私のところにも居抜き物件の情報が毎日のように届きます。そのほとんどが開業から3年以内の店舗です。早いものだと1年以内の店舗も少なくありません。ビックリしますが、それが現実です。

 

 

飲食店が閉店する理由は大きく次の2つだけです。

 

➀利益が出なかった

これは売り上げの大小とは無関係です。一見、繁盛している店でも利益が出ていない店舗は多いです。逆に、お客が入っていないなあと思う店が何十年も続いている場合は、家賃がかからない自社物件(店舗の2階に住んでいる)だったり、人件費がかからない(家族経営)場合だったりする為です。

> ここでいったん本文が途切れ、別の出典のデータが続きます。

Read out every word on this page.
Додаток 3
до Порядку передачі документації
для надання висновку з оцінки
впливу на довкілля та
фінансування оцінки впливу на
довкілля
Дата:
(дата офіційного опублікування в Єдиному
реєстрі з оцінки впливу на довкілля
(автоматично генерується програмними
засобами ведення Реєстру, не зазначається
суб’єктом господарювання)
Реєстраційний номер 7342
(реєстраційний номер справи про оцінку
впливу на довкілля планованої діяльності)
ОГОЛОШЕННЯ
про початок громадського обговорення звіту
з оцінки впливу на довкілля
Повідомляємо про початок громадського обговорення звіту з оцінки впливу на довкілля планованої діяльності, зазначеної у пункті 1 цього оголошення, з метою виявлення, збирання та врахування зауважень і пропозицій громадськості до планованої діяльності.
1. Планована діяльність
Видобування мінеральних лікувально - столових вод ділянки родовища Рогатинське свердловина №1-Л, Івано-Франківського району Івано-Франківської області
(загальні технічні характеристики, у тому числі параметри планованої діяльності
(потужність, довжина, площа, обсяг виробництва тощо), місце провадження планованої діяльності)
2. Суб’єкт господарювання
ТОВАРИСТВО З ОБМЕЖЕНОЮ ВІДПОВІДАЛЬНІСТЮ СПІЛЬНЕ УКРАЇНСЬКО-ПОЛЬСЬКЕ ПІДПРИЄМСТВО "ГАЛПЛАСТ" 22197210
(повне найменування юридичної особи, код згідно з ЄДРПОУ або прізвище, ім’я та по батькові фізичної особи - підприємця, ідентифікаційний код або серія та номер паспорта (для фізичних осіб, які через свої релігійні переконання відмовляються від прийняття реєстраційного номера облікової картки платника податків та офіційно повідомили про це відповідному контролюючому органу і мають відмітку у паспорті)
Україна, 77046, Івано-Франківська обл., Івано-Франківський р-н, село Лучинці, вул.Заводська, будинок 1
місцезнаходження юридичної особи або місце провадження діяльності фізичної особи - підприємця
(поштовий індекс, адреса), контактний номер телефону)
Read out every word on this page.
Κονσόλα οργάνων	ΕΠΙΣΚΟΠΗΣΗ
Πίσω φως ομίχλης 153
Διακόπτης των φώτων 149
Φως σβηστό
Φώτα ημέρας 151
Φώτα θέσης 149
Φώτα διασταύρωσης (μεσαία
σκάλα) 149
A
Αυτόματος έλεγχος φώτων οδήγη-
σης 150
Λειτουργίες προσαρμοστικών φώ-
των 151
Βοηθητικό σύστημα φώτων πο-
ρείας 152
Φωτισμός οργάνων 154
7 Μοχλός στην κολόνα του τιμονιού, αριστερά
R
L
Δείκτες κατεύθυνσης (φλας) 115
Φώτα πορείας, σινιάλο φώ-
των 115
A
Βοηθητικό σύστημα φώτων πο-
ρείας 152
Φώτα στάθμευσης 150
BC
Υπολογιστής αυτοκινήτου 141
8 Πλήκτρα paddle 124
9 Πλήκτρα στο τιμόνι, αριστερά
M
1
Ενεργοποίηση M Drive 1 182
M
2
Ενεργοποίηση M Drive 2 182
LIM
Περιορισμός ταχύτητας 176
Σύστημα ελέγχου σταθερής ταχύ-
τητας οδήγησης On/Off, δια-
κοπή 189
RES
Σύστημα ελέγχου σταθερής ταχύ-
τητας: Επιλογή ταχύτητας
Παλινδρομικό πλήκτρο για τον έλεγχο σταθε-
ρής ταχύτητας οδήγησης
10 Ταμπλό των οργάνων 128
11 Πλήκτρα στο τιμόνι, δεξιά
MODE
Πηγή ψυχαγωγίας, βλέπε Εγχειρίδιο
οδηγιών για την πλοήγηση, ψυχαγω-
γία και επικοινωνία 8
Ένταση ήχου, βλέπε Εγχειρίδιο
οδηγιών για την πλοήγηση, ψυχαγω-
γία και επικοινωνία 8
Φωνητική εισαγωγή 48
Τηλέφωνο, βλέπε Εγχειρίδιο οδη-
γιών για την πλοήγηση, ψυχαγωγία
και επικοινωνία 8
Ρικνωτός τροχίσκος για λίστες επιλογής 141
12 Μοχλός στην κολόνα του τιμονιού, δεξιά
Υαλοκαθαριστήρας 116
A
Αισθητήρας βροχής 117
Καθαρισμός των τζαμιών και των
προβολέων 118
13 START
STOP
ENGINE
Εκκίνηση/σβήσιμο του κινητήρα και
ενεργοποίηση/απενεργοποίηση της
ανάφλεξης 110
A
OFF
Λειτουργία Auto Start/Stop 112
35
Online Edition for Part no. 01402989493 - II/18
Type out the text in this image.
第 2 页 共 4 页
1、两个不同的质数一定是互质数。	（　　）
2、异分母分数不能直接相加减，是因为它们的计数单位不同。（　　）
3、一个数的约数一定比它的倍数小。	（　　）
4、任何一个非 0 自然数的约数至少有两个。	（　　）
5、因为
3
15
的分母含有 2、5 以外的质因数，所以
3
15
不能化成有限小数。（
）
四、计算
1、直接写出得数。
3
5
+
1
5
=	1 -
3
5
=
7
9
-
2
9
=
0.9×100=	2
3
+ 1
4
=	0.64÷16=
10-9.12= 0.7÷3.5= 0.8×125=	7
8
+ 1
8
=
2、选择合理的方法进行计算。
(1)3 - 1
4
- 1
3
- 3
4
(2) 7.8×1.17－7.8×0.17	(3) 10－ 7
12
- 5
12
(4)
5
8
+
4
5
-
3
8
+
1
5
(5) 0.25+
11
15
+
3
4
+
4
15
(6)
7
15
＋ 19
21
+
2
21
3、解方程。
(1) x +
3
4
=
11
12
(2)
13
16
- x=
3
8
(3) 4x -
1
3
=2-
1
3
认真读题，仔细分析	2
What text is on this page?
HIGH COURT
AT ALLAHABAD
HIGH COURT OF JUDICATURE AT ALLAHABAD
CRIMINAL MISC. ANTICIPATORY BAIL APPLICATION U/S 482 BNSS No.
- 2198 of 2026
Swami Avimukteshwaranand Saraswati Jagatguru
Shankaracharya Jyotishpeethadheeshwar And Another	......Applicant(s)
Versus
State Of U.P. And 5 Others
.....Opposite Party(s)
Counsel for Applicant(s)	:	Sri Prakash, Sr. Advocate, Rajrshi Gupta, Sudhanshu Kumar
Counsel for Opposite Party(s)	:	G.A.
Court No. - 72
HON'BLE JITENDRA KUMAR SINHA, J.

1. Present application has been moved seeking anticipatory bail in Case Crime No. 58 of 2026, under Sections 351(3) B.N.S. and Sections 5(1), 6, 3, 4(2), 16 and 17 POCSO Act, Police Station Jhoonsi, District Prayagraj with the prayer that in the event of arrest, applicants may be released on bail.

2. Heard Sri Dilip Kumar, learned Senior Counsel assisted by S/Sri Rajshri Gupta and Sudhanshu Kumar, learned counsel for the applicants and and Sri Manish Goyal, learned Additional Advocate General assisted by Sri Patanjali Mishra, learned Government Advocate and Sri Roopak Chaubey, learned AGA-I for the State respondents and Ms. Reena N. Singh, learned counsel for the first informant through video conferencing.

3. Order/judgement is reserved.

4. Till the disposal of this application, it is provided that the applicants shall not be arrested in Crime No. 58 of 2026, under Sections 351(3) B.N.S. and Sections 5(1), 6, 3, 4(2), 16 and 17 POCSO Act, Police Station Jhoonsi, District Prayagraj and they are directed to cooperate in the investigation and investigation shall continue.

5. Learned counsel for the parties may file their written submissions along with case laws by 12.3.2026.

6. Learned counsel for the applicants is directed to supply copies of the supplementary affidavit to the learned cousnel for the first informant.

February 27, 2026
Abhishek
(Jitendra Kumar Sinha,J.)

➁後継者がいない、またはオーナーの高齢・病気・ケガによる引退

これは個人店に多いパターンです。経営者が常に店舗にいるような店の場合です。

 

いずれにせよ、利益が出ていれば閉店する必要がないのです。経営者が高齢でも誰か他の人に任せれば店は続きます。

 

 

長く営業していた飲食店が閉店すると聞いて、営業最終日に行列する人がいます。

 

「大好きだったのに何で閉店しちゃうんですか?」なんて店のスタッフに聞いちゃうわけです。こういにう人は大抵「昔に数回利用したことがある」人だったりします。ここ数年来店していないけど、閉店の話を聞いて昔を思い出し、悲しくなって営業最終日に来てみたというわけです。

 

店のオーナーは心の中で間違いなく、こう思っている筈です。

 

「あなたが来なかったから閉店になってしまいました」

 

これって、カールの話と全く同じですね。

 

もし、あなたがもう少しだけ、例えば4か月に1回のペース(つまり年3回)で来ていてくれれば、閉店はしなかったかもしれません。営業最終日に並んだ100人のお客さんがもう少し来てくれていたならば状況は変わっていたハズです。

 

 年3回 × 1組4名 × 客単価4000円 = 年間売上48,000円

 

 48,000円 × 100組 = 年間売上4,800,000円

 

これは机上の空論でしょうか?私は決して大げさな話ではないと思います。

それくらいリピーターは大切だということです。

 

カールもこの閉店してしまう飲食店も、

「リピート策を講じてこなかった」ということです。

 

つまり、提供する側が1度でも利用してくれたお客様に対して、発信をし続けて来なかった結果が閉店(販売終了)に繋がっているのです。

 

お客様の問題ではなく、全てこちら側の問題なのです。

 

 

 

今日のまとめ

 

➀お客様は待っていても絶対に来ません。

 

➁料理が美味しかったからリピートするわけでもありません。

 

③こちらから再来店するような仕掛けを、常に発信し続けるからこそ、リピートするのです。